Researchers at cybersecurity firm Sysdig say they have identified what they believe is the first documented case of an autonomous AI agent carrying out a ransomware attack.
The attack, dubbed “JadePuffer,” exploited a critical vulnerability in the open-source AI application framework Langflow to infiltrate an internet-exposed server, according to a report published by Sysdig’s Threat Research Team.
Langflow is an open-source, low-code platform for building AI applications and autonomous agent workflows. Sysdig said the attackers gained initial access by exploiting CVE-2025-3248, a critical authentication vulnerability disclosed in April.
Unlike traditional ransomware attacks that require hackers to carry out most of the operation, researchers said the AI model independently breached the system, gathered sensitive information and generated a ransom note that included the payment demand, a Bitcoin wallet address and a Proton Mail contact for communication.
“JadePuffer is a warning sign,” Michael Clark, Sysdig’s director of threat research, wrote in the report. “It’s a marker of where extortion tradecraft is heading.”

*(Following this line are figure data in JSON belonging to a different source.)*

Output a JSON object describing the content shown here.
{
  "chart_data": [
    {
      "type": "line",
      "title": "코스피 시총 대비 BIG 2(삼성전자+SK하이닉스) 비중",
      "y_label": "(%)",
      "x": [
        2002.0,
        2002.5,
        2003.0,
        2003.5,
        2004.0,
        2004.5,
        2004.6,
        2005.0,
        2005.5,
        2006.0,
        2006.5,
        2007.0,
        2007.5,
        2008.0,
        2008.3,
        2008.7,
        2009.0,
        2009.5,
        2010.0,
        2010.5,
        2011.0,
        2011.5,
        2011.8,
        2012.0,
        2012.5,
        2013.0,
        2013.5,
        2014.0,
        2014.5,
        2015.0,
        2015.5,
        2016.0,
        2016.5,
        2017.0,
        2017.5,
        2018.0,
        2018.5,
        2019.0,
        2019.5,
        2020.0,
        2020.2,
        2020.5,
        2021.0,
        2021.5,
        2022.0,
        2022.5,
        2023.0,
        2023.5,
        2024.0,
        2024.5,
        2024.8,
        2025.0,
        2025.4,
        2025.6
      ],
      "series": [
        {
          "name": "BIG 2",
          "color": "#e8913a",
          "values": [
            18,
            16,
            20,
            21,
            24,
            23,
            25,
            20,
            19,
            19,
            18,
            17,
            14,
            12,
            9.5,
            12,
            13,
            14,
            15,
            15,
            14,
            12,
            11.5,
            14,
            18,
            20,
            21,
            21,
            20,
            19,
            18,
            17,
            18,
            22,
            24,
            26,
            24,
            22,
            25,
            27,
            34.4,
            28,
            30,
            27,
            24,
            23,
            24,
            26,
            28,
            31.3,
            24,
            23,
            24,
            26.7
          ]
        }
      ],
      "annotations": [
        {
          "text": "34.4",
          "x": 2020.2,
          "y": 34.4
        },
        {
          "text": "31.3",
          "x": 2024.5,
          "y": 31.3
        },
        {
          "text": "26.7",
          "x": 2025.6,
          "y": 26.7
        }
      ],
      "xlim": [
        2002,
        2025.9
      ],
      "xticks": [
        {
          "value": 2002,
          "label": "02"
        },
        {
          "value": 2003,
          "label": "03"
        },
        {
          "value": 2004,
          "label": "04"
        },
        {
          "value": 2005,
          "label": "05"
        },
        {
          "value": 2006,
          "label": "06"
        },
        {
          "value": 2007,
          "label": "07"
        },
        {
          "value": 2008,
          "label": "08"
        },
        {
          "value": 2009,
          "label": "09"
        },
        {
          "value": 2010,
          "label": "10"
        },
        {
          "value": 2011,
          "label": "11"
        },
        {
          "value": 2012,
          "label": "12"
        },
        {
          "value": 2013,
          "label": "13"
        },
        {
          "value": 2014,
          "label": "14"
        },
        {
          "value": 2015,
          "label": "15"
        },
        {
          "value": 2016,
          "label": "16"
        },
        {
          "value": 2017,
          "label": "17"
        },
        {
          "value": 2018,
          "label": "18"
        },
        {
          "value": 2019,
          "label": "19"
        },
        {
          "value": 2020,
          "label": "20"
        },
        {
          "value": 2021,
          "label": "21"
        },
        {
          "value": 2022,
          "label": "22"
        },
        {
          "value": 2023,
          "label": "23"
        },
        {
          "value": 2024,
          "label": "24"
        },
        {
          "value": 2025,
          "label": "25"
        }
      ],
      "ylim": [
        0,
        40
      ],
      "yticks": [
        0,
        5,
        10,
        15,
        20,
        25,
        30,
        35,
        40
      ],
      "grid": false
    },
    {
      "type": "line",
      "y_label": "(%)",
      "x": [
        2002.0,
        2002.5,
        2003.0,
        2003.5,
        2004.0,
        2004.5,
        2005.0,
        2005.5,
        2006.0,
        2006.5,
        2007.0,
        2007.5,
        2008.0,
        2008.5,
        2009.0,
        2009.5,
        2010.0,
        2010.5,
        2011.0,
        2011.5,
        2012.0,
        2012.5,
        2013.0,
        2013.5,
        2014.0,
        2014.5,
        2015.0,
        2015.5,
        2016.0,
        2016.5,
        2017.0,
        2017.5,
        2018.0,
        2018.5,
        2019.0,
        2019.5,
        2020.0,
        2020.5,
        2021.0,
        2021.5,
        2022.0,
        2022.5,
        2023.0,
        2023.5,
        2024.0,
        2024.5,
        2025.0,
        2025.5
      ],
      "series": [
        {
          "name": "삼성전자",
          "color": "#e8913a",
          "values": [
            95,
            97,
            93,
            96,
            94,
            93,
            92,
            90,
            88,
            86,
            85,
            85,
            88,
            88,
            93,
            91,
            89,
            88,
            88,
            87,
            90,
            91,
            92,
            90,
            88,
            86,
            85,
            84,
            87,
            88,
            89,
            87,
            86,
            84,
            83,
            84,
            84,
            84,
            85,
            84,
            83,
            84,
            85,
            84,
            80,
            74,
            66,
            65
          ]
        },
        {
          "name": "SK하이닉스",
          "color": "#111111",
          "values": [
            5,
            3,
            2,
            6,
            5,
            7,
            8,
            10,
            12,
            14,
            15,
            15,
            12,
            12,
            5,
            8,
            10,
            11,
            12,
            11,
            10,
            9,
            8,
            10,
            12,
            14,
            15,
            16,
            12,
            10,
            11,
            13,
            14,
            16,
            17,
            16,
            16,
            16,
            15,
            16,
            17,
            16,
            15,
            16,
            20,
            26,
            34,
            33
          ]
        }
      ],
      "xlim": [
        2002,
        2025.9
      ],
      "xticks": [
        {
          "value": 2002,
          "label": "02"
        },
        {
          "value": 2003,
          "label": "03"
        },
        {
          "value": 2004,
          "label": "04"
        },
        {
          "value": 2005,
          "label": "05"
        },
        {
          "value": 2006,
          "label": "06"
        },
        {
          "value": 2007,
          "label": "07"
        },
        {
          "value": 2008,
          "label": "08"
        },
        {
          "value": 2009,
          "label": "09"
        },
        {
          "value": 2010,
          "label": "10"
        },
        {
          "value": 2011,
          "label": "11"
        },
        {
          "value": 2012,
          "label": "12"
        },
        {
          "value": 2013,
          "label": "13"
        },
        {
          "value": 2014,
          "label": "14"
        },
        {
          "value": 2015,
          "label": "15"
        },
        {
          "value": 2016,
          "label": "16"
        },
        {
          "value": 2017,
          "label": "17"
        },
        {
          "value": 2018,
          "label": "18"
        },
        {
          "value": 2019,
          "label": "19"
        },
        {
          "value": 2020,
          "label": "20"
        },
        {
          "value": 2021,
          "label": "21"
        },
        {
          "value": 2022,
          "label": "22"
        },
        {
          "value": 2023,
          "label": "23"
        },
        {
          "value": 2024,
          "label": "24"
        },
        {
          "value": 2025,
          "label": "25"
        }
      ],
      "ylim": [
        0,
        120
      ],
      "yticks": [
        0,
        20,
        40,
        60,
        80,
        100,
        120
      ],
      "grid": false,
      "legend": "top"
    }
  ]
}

According to Sysdig, the attack shows that AI agents can make it much easier for cybercriminals to carry out ransomware attacks by reducing the need for advanced technical skills.
Sysdig said the AI combined existing hacking techniques to successfully target vulnerable infrastructure at little cost to the attacker.
“Defenders should expect the volume and breadth of such campaigns to rise as agentic tooling matures, and they should treat exposed application servers, unhardened configuration stores, and internet-facing database admin accounts as the first surfaces that will be attacked,” Sysdig notes.
Security researchers outside Sysdig said the incident demonstrates how AI could dramatically increase the scale and speed of ransomware campaigns.
“Ransomware (and destructive) attacks can now scale bounded primarily by attacker budget – instead of being bounded by their human ability to operate campaigns themselves,” Geoff McDonald, principal research manager on Microsoft’s Defender for Endpoint team, wrote on LinkedIn. “There is now little stopping threat actors from operating thousands or tens of thousands of simultaneous campaigns.”
The discovery comes as AI companies increasingly acknowledge the cybersecurity capabilities of their most advanced models. Anthropic and OpenAI have both restricted access to some newly released models because of their offensive cyber capabilities.
The U.S. government also previously imposed export controls on Anthropic’s powerful AI models, Claude Fable 5 and Mythos 5, over national security concerns but later lifted those restrictions.
McDonald warned that the cybersecurity industry may be unprepared for the rapid evolution of AI-assisted attacks.
“This is a transformative moment in cybersecurity that in my opinion the industry and world is not ready for, and I believe will have great negative outcomes as it accelerates over these next few months,” he wrote.